Viewed as a group, the 48 corporate chains in the market operated 4,671 stores and accrued $43.99 billion in annual sales, good for 96.99 percent of the Mid-Atlantic region’s $45.35 billion food and drug market.

Among all independent retailers (those operating between two and 17 stores), Baltimore-based Mars Supermarkets remained the leader with15 stores with estimated sales of $196 million (after our March 31, 2015 deadline, Mars closed an additional two stores which will be reflected in next year’s market study). Other independent retailers topping the $100 million sales mark included B. Green, which added three Shoppers Value units to its portfolio and rang up annual sales of $163.6 million at its nine stores; and Karns Prime & Fancy Foods (eight stores which compiled  $130.5 million in annual sales).

As a collective group, the 16 independent retailing organizations in the Mid-Atlantic operated 81 stores which garnered sales of $1.10 billion (marginally up from last year). Independents controlled 2.42 percent of the region’s food and drug revenue.

The biggest stories of the year included the Albertsons/Cerberus $9.4 billion acquisition of Safeway and the bankruptcy of wholesalers AWI and White Rose and the subsequent acquisition of those firms by C&S Wholesale Grocers, which impacted the number ShurFine/ShurSave operators that remained in the group.

The competitive pressures of the business as well as industry acquisitions created some key executive changes.
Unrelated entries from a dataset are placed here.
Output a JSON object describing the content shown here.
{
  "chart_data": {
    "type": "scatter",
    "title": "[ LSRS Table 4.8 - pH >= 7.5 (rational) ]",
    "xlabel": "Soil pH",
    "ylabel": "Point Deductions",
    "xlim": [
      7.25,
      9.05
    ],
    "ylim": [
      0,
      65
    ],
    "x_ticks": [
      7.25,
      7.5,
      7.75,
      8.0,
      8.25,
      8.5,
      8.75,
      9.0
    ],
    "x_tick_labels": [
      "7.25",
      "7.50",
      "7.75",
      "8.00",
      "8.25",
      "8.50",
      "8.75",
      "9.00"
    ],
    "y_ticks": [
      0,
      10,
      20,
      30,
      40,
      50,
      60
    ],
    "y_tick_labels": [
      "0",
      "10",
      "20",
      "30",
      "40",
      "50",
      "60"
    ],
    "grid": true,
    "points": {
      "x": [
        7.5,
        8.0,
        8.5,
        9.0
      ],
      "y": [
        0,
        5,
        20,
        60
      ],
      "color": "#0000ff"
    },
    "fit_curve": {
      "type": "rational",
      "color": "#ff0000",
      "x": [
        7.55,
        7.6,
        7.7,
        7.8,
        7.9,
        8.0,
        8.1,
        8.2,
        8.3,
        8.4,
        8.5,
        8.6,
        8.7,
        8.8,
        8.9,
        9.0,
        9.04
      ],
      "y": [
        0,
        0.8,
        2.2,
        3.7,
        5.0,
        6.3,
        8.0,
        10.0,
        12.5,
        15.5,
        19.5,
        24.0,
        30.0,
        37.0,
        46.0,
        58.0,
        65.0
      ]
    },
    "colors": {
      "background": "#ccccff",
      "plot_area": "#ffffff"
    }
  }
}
At Safeway, former CEO Robert Edwards departed shortly after Albertsons/Cerberus took control. As previously mentioned, Brian Cornell became Target’s new chairman and chief executive. Just before presstime, Harris Teeter veteran executive Rod Antolock was elevated to president and long time HT chief Fred Morganthall was named senior VP-of retail divisions for parent company Kroger. At Food Lion, Kevin Holt replaced Beth Newlands Campbell as president. Additionally, Sean Crane was named interim CEO of The Fresh Market, replacing Craig Carlock.

Those retailers that folded their tents during the last year included Camellia Food Stores, Stop Shop Save and Farmer’s Foods.

And finally, what changes should our readers be tracking during the next 12 months? Here are a few potential developments to think about: the possible Ahold’s acquisition of Delhaize. The impact of Safeway’s new decentralized system and its “local” go-to-market strategy. And Lidl’s activity in the Mid-Atlantic region as it prepares for its 2018 debut.